Bank of England chief Mark Carney has said Britons should prepare for an interest rate increase in 2016, following the Bank's decision to once again keep rates at record lows yesterday.
In an interview with Bloomberg, Carney said an expectation of rates rising next year would be "reasonably prudent" given the recent progress of the UK economy.
His comments came just hours after the Monetary Policy Committee voted 8-1 in favour of keeping UK interest rates at a record low of 0.5% amid a dovish tone in the November Inflation Report.
"Would I rather have the majority of the British people thinking that rates are likely to go up in the next year, which is the case today? Yes I would, because that is reasonably prudent behaviour, given the progress this economy is making," he said.
"At some point, rates are going to move. It is not today, unfortunately."
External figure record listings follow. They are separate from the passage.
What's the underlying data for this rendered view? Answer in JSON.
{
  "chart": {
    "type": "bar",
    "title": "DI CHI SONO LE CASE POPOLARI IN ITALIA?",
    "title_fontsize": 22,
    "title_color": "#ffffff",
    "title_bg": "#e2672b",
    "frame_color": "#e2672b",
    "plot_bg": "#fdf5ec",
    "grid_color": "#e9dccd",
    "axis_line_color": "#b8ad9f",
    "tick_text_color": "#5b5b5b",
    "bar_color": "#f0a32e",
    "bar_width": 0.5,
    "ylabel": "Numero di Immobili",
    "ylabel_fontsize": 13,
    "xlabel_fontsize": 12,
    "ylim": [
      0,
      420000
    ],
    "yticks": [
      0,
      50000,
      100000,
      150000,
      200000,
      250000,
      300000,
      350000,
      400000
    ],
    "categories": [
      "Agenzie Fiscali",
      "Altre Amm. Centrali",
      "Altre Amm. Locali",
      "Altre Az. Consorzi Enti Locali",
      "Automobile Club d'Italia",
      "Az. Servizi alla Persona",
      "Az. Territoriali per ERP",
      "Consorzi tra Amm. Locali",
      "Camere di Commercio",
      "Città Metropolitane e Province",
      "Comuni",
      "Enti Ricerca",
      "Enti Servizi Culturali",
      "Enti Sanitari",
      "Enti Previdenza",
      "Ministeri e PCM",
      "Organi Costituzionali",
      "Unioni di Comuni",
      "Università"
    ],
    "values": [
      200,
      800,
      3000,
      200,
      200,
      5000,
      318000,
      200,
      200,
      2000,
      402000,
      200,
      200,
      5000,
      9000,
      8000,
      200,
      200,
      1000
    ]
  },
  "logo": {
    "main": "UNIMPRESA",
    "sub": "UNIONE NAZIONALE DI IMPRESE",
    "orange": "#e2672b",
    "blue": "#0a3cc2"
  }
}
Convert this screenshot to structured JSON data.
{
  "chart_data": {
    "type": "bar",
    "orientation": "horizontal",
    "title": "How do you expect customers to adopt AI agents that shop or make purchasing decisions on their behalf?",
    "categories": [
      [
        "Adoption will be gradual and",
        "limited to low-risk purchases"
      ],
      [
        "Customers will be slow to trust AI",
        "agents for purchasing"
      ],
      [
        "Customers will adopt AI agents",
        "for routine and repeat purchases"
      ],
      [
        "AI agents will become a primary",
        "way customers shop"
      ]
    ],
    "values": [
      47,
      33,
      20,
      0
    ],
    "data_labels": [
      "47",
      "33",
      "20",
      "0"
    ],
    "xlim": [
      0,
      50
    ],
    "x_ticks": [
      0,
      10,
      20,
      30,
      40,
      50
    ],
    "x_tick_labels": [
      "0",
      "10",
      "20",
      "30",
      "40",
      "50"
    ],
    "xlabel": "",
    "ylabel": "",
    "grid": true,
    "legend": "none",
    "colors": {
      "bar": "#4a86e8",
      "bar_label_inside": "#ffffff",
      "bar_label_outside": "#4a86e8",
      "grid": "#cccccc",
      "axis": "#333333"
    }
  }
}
Carney: Rate rises 'possibility not a certainty'
In the interview, he also warned the UK that it must remain an attractive place for foreign investment, ahead of the country's upcoming referendum on its membership of the European Union.
"There is a general point from a macroeconomic perspective, which is that the UK runs a very large current-account deficit, that is natural given this economy is growing more rapidly than other economies. That deficit needs to be financed, it is financed with very solid, largely long-term investment flows," he said.
"It is important that this economy continues to be an attractive destination for foreign capital."
Sterling fell sharply following the BoE's decision to hold rates as a result of global growth concerns.